Entrevistas

Escritor Pedro Mello: “Sou poeta, sem dúvida”

Começou a conhecer-se melhor através da escrita. Pedro Mello poderá ser uma das mais iminentes promessas da literatura poética portuguesa. Ao candidatar-se para o curso de enfermagem, o destino quis que viesse para o Porto, cidade onde vive há 19 anos. O fascínio desde criança pelos livros permitiu-lhe desde muito cedo escrever poesia, guiões para peças de teatro na escola, romances e muitos pensamentos nunca duvidando daquilo que escrevia. Em 2013, apresentou o seu primeiro livro «Margens», revelando um estilo literário muito próprio. Confessa que a poesia está no seu ADN sentindo-se “poeta”, estilo que evidenciou na obra lançada em 2015, «Poesia Transdérmica – O ópio das palavras». Tem atualmente em desenvolvimento três obras: um livro de ensaios «Ensaios sobre o Tudo e o Nada», outro de poesia infantil «O Mundo de Mim» e um romance «Pedaços de Céu». A juntar ao gosto da escrita, é Professor na Universidade Católica dedicando-se ao Ensino da Enfermagem. É ainda investigador no Centro Interdisciplinar em Saúde, onde aprofunda a investigação sobre o Modelo de Avaliação, Intervenção e Empoderamento Comunitário que desenvolveu no seu Doutoramento. Pedro Mello prevê ainda o desenvolvimento de uma peça de teatro que conjugue uma adaptação do livro «Poesia Transdérmica» com a representação, para promover a compreensão da poesia como algo identitário do “Ser Humano” na vida quotidiana.
Conheça melhor nesta entrevista Pedro Mello

Agência de Informação NorteEstá há cerca de 19 anos a viver no grande Porto. Foi uma fuga da capital sem retorno?
Pedro Mello – Na verdade não. Foi o acaso do universo que me trouxe até ao Norte. Ao candidatar-me para o curso de Enfermagem, o destino quis que viesse para o Porto e digamos que foi paixão à primeira vista e foi-se desenvolvendo um Amor por esta cidade que, diria, dificilmente terá retorno. Mas Lisboa continua a ser a minha génese. Diria que estou no momento exato em que metade da minha vida foi em Lisboa e a outra metade no Porto. Adoro Lisboa, mas é no Porto que me sinto em casa!

Recebeu vários prémios literários atribuídos pelas escolas por onde foi passando. Em que altura se apercebe que a escrita fazia parte da sua vida?
Penso que desde que comecei a aprender a conjugar palavras… Sempre fui fascinado por livros desde muito pequeno e sempre escrevi. Fazer composições na escola primária era para mim um dos pedidos mais emocionantes que a professora poderia fazer. Entrava logo em “sofrimento” criativo aquando da proposta [risos] e normalmente enquanto não lesse a toda a turma o meu texto não conseguia sossegar. Ao longo do meu percurso escolar fui escrevendo sempre, muito. Poesia, guiões para peças de teatro na escola, romances, pensamentos, enfim, a vida no papel em constância!
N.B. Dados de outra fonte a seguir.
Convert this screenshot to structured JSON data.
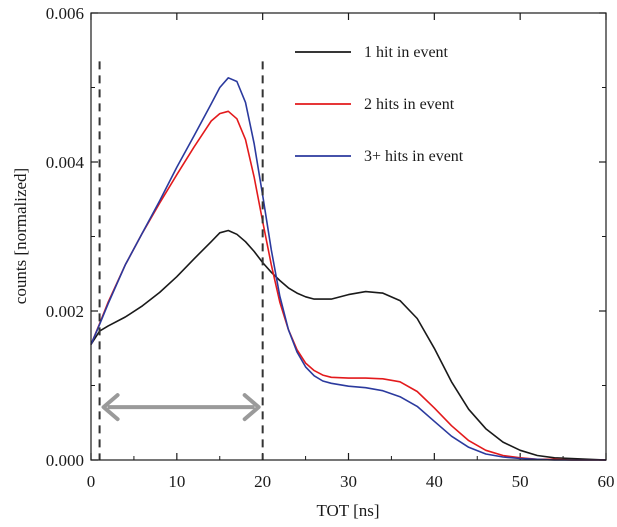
{
  "chart_data": {
    "type": "line",
    "xlabel": "TOT [ns]",
    "ylabel": "counts [normalized]",
    "xlim": [
      0,
      60
    ],
    "ylim": [
      0,
      0.006
    ],
    "x_ticks": [
      0,
      10,
      20,
      30,
      40,
      50,
      60
    ],
    "x_tick_labels": [
      "0",
      "10",
      "20",
      "30",
      "40",
      "50",
      "60"
    ],
    "y_ticks": [
      0,
      0.002,
      0.004,
      0.006
    ],
    "y_tick_labels": [
      "0.000",
      "0.002",
      "0.004",
      "0.006"
    ],
    "grid": false,
    "legend_position": "top-right",
    "series": [
      {
        "name": "1 hit in event",
        "color": "#1a1a1a",
        "x": [
          0,
          1,
          2,
          4,
          6,
          8,
          10,
          12,
          14,
          15,
          16,
          17,
          18,
          19,
          20,
          21,
          22,
          23,
          24,
          25,
          26,
          28,
          30,
          32,
          34,
          36,
          38,
          40,
          42,
          44,
          46,
          48,
          50,
          52,
          54,
          56,
          58,
          60
        ],
        "y": [
          0.00155,
          0.00173,
          0.0018,
          0.00192,
          0.00207,
          0.00225,
          0.00246,
          0.0027,
          0.00293,
          0.00305,
          0.00308,
          0.00303,
          0.00293,
          0.0028,
          0.00265,
          0.00252,
          0.00241,
          0.00231,
          0.00224,
          0.00219,
          0.00216,
          0.00216,
          0.00222,
          0.00226,
          0.00224,
          0.00214,
          0.0019,
          0.0015,
          0.00105,
          0.00068,
          0.00042,
          0.00024,
          0.00013,
          6e-05,
          3e-05,
          2e-05,
          1e-05,
          0.0
        ]
      },
      {
        "name": "2 hits in event",
        "color": "#e31a1c",
        "x": [
          0,
          1,
          2,
          4,
          6,
          8,
          10,
          12,
          14,
          15,
          16,
          17,
          18,
          19,
          20,
          21,
          22,
          23,
          24,
          25,
          26,
          27,
          28,
          30,
          32,
          34,
          36,
          38,
          40,
          42,
          44,
          46,
          48,
          50,
          52,
          54,
          56,
          58,
          60
        ],
        "y": [
          0.00155,
          0.00183,
          0.00212,
          0.00262,
          0.00305,
          0.00345,
          0.00383,
          0.0042,
          0.00455,
          0.00465,
          0.00468,
          0.00458,
          0.0043,
          0.0038,
          0.0032,
          0.00262,
          0.00212,
          0.00175,
          0.00148,
          0.0013,
          0.0012,
          0.00114,
          0.00111,
          0.0011,
          0.0011,
          0.00109,
          0.00105,
          0.00092,
          0.0007,
          0.00046,
          0.00026,
          0.00013,
          6e-05,
          3e-05,
          1e-05,
          1e-05,
          0.0,
          0.0,
          0.0
        ]
      },
      {
        "name": "3+ hits in event",
        "color": "#2b3a9e",
        "x": [
          0,
          1,
          2,
          4,
          6,
          8,
          10,
          12,
          14,
          15,
          16,
          17,
          18,
          19,
          20,
          21,
          22,
          23,
          24,
          25,
          26,
          27,
          28,
          30,
          32,
          34,
          36,
          38,
          40,
          42,
          44,
          46,
          48,
          50,
          52,
          54,
          56,
          58,
          60
        ],
        "y": [
          0.00155,
          0.00182,
          0.0021,
          0.00262,
          0.00305,
          0.00348,
          0.00393,
          0.00435,
          0.00478,
          0.005,
          0.00513,
          0.00508,
          0.0048,
          0.00425,
          0.00355,
          0.00282,
          0.0022,
          0.00175,
          0.00145,
          0.00125,
          0.00113,
          0.00106,
          0.00103,
          0.00099,
          0.00097,
          0.00093,
          0.00085,
          0.00072,
          0.00052,
          0.00032,
          0.00017,
          8e-05,
          4e-05,
          2e-05,
          1e-05,
          0.0,
          0.0,
          0.0,
          0.0
        ]
      }
    ],
    "annotations": {
      "dashed_lines_x": [
        1,
        20
      ],
      "arrow_x_range": [
        1,
        20
      ],
      "arrow_y": 0.00071,
      "arrow_color": "#9a9a9a",
      "dashed_color": "#333333"
    }
  }
}
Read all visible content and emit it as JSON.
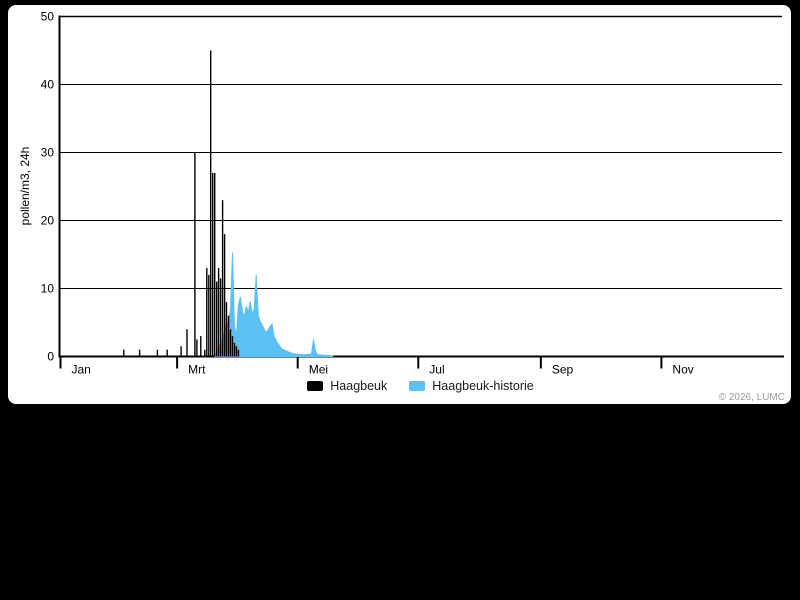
{
  "page": {
    "background_color": "#000000",
    "panel_color": "#ffffff"
  },
  "footer": {
    "copyright": "© 2026, LUMC"
  },
  "chart_data": {
    "type": "bar",
    "title": "",
    "ylabel": "pollen/m3, 24h",
    "xlabel": "",
    "ylim": [
      0,
      50
    ],
    "yticks": [
      0,
      10,
      20,
      30,
      40,
      50
    ],
    "grid": "horizontal",
    "x_axis_unit": "day-of-year",
    "x_range_days": [
      0,
      365
    ],
    "xticks": [
      {
        "label": "Jan",
        "day": 0
      },
      {
        "label": "Mrt",
        "day": 59
      },
      {
        "label": "Mei",
        "day": 120
      },
      {
        "label": "Jul",
        "day": 181
      },
      {
        "label": "Sep",
        "day": 243
      },
      {
        "label": "Nov",
        "day": 304
      }
    ],
    "legend": [
      {
        "label": "Haagbeuk",
        "color": "#000000",
        "type": "bar"
      },
      {
        "label": "Haagbeuk-historie",
        "color": "#5ac1f2",
        "type": "area"
      }
    ],
    "legend_position": "bottom-center",
    "series": [
      {
        "name": "Haagbeuk",
        "type": "bar",
        "color": "#000000",
        "points": [
          [
            32,
            1
          ],
          [
            40,
            1
          ],
          [
            49,
            1
          ],
          [
            54,
            1
          ],
          [
            61,
            1.5
          ],
          [
            64,
            4
          ],
          [
            68,
            30
          ],
          [
            69,
            2.5
          ],
          [
            71,
            3
          ],
          [
            73,
            1
          ],
          [
            74,
            13
          ],
          [
            75,
            12
          ],
          [
            76,
            45
          ],
          [
            77,
            27
          ],
          [
            78,
            27
          ],
          [
            79,
            11
          ],
          [
            80,
            13
          ],
          [
            81,
            11.5
          ],
          [
            82,
            23
          ],
          [
            83,
            18
          ],
          [
            84,
            8
          ],
          [
            85,
            6
          ],
          [
            86,
            4
          ],
          [
            87,
            3
          ],
          [
            88,
            2
          ],
          [
            89,
            1.5
          ],
          [
            90,
            1
          ]
        ]
      },
      {
        "name": "Haagbeuk-historie",
        "type": "area",
        "color": "#5ac1f2",
        "points": [
          [
            78,
            0
          ],
          [
            80,
            1.2
          ],
          [
            82,
            2.6
          ],
          [
            84,
            4.8
          ],
          [
            85,
            5
          ],
          [
            86,
            7
          ],
          [
            87,
            15.3
          ],
          [
            88,
            4.2
          ],
          [
            89,
            3.2
          ],
          [
            90,
            7.5
          ],
          [
            91,
            8.8
          ],
          [
            92,
            6.6
          ],
          [
            93,
            5.8
          ],
          [
            94,
            7.4
          ],
          [
            95,
            6.5
          ],
          [
            96,
            8.1
          ],
          [
            97,
            6.2
          ],
          [
            98,
            7
          ],
          [
            99,
            12
          ],
          [
            100,
            6
          ],
          [
            101,
            5.2
          ],
          [
            102,
            4.7
          ],
          [
            103,
            4
          ],
          [
            104,
            3.6
          ],
          [
            105,
            3.9
          ],
          [
            106,
            4.4
          ],
          [
            107,
            4.8
          ],
          [
            108,
            3
          ],
          [
            109,
            2.4
          ],
          [
            110,
            1.9
          ],
          [
            112,
            1.1
          ],
          [
            115,
            0.7
          ],
          [
            118,
            0.4
          ],
          [
            121,
            0.3
          ],
          [
            124,
            0.25
          ],
          [
            127,
            0.4
          ],
          [
            128,
            2.5
          ],
          [
            129,
            0.8
          ],
          [
            130,
            0.3
          ],
          [
            133,
            0.2
          ],
          [
            136,
            0.15
          ],
          [
            138,
            0
          ]
        ]
      }
    ]
  }
}
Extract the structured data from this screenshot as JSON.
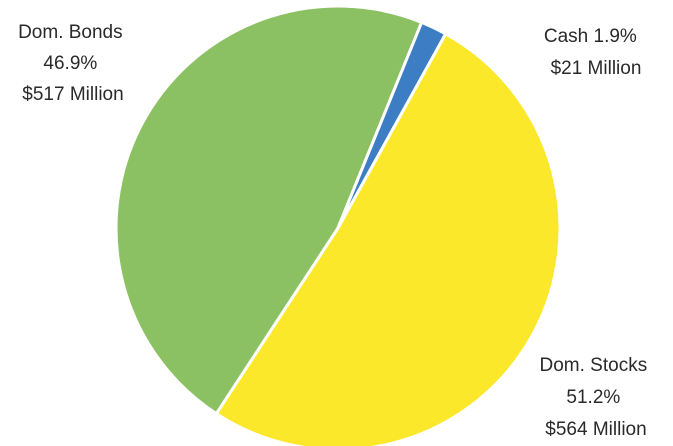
{
  "chart_data": {
    "type": "pie",
    "title": "",
    "slices": [
      {
        "name": "Dom. Stocks",
        "percent_label": "51.2%",
        "value_label": "$564 Million",
        "value": 564,
        "color": "#FCE82A"
      },
      {
        "name": "Dom. Bonds",
        "percent_label": "46.9%",
        "value_label": "$517 Million",
        "value": 517,
        "color": "#8CC163"
      },
      {
        "name": "Cash",
        "percent_label": "1.9%",
        "value_label": "$21 Million",
        "value": 21,
        "color": "#3C7DC3"
      }
    ],
    "legend": "none",
    "separator_color": "#ffffff"
  }
}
Quando começou a ler percebeu logo que queria pegar no papel e na caneta?
Sim. Lia e queria completar a história à minha maneira, recriando os personagens, os destinos…

Publicou o seu primeiro trabalho num livro de histórias infantis. «A história da minha viagem no comboio da saúde». Quem era o Pedro Mello nesta altura?
Era uma pessoa apaixonada pela profissão de Enfermagem e por promover a saúde. Na altura era Enfermeiro de Saúde Escolar e quando me foi lançado o desafio de participar num concurso para selecionar textos para um livro infantil promotor da saúde, não hesitei. Sabia mesmo antes de escrever que o “João pele de algodão” seria uma das estórias do livro e ainda hoje é um veículo de promoção da saúde no ensino pré-escolar e primeiro ciclo para promover a proteção da pele contra a exposição solar. Foi uma forma de aliar o meu conhecimento científico, com o conhecimento criativo e a própria criatividade como veículo de promoção da saúde.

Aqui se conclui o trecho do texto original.